Lud Must Have Been Here

Some 196 years ago, workers in the Nottingham district of England staged an uprising against the "satanic machines" that were endangering their livelihoods.

Claiming as their leader a mysterious "Ned Lud", club and axe-wielding textile workers roamed the area, smashing weaving frames. The authorities responded with brutal repression, as is usual in such cases. A mass trial was held in York, in 1813, at which hundreds of sentences were handed down for hanging and transportation to prison colonies. So much for the last rearguard action against the Industrial Revolution.

Go to the flea market on Waverly Place, just east of Washington Square Park in New York. On the sidewalk, amidst the junk and paintings you see the trademark of the place, a strange loose-jointed clown-manikin pumping furiously on his unicycle, which, for all his efforts, does not move. Look closer. A motor is driving the cycle. The pedals are transmitting the motion to the legs of the clown. Just so, the clown is not in fact pedalling the cycle, it is the cycle that is pedalling the clown.

Technology has made life better than ever. Truly? We jerk awake to a clockwork signal, consume a die-cut breakfast, are neatly packaged into steel capsules to be transported to computer-driven desks to become boss-driven production units. We suck up mass-produced entertainment from flickering pre-programmed picture boxes; we deposit the end products of our food into odorless, semi-noiseless, recoilless sanitary devices; we make love by the diagrams in a book. Are we not fortunate to have machines serving us? Or are we being pedalled by the cycle?

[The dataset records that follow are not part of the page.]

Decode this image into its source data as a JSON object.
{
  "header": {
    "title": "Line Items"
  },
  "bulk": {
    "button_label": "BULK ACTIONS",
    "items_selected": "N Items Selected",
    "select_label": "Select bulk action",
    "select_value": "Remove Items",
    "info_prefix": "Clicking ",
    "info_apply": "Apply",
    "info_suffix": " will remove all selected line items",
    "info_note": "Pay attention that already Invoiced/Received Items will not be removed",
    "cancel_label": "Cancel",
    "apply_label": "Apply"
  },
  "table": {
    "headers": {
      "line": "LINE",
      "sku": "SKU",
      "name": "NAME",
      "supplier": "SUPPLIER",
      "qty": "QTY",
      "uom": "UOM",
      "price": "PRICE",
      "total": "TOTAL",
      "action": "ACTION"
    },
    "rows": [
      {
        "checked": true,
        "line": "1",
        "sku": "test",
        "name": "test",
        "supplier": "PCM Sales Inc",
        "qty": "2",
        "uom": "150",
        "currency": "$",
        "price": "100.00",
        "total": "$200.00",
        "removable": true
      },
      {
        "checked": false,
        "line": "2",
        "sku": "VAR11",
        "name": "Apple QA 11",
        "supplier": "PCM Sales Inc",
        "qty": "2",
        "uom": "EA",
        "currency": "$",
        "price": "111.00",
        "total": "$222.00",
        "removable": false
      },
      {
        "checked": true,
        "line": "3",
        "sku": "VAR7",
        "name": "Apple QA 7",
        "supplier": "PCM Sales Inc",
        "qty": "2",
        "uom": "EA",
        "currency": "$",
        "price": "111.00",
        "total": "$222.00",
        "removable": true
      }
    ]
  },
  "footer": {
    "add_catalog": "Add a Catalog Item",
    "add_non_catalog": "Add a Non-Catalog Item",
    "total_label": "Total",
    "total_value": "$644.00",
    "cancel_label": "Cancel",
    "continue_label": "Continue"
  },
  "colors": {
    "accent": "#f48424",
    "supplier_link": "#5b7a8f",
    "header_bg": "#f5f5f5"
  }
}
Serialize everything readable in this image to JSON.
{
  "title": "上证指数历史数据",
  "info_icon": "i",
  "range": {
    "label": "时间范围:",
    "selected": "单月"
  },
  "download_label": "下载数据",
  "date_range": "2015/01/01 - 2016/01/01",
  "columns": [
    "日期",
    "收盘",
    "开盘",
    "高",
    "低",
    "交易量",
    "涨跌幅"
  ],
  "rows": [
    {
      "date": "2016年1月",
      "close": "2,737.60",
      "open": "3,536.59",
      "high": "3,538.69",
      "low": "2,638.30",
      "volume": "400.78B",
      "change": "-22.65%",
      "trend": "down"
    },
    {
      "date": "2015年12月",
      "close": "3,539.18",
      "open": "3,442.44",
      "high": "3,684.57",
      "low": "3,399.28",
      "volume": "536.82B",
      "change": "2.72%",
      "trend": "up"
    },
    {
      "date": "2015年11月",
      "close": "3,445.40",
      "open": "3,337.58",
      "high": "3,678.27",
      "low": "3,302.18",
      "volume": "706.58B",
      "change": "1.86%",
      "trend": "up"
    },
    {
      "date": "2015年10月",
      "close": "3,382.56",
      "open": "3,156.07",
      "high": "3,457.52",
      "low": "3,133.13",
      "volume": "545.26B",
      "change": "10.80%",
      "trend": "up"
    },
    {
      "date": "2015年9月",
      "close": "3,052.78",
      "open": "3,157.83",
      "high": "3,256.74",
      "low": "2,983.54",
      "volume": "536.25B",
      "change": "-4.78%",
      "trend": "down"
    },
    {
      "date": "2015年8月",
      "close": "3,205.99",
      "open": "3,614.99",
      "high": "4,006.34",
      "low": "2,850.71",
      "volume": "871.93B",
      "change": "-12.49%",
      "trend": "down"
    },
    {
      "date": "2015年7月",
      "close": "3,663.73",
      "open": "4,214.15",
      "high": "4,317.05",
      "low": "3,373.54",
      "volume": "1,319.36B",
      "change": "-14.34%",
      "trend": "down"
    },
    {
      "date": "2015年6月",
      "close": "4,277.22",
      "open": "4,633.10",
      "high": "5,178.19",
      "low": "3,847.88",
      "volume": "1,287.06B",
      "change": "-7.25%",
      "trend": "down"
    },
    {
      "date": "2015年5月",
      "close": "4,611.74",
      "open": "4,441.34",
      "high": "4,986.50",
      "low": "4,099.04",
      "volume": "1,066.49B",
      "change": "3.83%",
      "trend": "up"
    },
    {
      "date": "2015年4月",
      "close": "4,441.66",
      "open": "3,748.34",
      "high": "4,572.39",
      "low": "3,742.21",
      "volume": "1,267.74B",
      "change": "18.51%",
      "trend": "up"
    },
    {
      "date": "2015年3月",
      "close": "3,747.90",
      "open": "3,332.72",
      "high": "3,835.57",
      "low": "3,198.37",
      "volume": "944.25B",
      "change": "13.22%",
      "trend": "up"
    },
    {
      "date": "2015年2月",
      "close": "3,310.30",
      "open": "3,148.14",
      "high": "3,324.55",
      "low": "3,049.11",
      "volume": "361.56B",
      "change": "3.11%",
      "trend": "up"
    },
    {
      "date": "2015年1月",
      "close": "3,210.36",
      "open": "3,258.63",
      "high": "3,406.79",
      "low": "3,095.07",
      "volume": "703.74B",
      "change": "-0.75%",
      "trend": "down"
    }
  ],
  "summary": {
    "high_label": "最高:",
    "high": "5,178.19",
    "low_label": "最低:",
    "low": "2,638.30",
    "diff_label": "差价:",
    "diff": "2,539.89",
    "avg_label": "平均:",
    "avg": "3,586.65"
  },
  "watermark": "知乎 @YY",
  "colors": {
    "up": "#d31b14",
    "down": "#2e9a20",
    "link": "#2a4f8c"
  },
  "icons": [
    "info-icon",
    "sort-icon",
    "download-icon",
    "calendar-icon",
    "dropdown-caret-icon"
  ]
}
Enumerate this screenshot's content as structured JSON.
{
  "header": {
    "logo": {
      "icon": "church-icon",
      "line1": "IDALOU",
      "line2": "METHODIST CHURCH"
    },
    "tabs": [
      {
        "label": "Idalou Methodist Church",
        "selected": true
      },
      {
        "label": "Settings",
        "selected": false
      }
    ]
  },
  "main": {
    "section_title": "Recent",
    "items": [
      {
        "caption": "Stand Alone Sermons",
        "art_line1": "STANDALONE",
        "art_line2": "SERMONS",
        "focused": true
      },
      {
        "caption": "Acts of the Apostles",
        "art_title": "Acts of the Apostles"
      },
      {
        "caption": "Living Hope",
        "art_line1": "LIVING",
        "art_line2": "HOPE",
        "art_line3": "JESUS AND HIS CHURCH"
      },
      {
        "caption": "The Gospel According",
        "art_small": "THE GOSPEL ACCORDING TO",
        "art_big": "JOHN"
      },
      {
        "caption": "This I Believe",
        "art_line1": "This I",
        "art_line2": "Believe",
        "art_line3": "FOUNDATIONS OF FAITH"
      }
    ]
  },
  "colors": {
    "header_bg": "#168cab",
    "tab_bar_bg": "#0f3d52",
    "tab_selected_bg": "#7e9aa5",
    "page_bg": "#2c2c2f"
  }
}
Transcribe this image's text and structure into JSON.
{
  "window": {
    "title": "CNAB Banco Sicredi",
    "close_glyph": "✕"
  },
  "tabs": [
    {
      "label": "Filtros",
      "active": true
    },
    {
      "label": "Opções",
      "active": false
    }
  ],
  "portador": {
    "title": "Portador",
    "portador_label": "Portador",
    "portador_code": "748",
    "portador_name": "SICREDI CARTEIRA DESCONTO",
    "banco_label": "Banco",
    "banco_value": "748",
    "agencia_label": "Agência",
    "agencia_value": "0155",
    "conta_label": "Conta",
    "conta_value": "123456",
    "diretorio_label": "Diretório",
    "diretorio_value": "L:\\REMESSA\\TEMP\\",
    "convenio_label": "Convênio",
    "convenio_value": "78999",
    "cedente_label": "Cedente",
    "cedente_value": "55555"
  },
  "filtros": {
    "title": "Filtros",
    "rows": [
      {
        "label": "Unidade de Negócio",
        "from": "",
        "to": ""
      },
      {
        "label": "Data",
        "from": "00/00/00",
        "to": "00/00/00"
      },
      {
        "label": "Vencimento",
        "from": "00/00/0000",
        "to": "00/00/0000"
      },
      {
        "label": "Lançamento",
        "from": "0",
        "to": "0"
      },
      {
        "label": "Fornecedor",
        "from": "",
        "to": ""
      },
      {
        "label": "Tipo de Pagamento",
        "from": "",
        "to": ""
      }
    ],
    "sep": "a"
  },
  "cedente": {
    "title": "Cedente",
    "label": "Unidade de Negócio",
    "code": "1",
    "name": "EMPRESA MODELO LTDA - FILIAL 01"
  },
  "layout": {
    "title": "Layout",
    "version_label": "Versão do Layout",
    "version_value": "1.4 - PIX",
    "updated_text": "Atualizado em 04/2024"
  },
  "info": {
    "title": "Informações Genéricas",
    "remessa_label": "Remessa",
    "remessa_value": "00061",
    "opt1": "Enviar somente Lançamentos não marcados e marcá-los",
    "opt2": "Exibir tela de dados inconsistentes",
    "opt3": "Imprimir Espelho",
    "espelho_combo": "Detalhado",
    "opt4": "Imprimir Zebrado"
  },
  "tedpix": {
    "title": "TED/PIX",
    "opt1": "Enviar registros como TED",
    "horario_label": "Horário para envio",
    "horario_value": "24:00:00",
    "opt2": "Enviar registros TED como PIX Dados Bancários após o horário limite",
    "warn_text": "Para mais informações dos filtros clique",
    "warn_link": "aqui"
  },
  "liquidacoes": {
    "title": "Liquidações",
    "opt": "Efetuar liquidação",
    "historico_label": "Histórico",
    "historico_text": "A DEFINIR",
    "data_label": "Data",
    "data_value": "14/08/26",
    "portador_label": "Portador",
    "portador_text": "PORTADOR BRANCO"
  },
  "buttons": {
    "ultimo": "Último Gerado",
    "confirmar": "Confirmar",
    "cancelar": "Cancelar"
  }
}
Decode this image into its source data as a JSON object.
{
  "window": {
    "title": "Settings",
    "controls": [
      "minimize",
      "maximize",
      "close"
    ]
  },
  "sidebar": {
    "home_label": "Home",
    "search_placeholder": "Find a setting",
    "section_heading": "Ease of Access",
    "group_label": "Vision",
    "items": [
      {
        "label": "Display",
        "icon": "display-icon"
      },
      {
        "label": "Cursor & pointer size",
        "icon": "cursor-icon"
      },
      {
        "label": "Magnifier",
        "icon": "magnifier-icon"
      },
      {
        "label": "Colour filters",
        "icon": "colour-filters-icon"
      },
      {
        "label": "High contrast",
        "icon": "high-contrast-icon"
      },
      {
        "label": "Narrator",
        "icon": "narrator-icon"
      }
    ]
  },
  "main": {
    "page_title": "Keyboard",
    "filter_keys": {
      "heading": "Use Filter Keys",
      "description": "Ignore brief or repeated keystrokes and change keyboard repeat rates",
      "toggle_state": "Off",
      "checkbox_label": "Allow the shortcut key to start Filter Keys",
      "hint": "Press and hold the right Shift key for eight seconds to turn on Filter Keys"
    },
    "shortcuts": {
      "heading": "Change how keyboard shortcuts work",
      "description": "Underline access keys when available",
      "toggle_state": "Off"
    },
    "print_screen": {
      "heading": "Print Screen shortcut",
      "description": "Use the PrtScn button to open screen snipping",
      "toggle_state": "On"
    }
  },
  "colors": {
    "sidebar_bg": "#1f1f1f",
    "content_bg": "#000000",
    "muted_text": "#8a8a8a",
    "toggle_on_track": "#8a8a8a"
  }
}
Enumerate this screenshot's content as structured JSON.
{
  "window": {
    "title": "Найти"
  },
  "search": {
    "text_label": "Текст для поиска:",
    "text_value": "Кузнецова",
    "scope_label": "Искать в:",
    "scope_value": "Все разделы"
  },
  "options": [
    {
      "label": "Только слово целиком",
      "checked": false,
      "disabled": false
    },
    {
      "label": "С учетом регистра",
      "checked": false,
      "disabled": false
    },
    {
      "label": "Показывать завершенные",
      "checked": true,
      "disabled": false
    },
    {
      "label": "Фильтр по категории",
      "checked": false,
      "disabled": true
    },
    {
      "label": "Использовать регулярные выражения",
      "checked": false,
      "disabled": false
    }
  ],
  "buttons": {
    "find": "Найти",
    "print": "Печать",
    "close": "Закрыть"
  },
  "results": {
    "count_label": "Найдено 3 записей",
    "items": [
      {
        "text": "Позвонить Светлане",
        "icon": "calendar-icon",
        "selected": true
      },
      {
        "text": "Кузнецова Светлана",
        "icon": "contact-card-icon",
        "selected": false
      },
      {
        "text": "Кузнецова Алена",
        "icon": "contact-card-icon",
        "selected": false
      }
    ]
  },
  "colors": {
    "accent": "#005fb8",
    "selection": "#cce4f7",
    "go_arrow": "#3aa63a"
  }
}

"The future is bright," we are told, "atomic energy will give us limitless power, will light the way." Yet does not this monster sink its teeth into our future even as it promises us riches in the present? This techno plaything seems destined to do us in, one way or another. It is a fine way of destroying people (or peoples), even aside from its uses as an instrument of National Policy, i.e., war. A small "accident" in a nuclear power plant would do very nicely, thank you, and for big-time crooks and terrorists, a do-it-yourself A-bomb is the "Saturday night special" of the future... A few "incidents" of this kind and we might well see the mob out to hang every scientist from the nearest lamp post.

Change begins with the individual. Make your own life a model for others. Therefore, consider the following.




Luddite Manifesto




"Ned Lud was a person of weak intellect who lived in a Leicestershire village about 1779, and who in a fit of insane rage rushed into a stockinger's house and destroyed two frames so completely that the saying 'Lud must have been here' came to be used throughout the hosiery districts when a stocking frame had undergone extensive damage."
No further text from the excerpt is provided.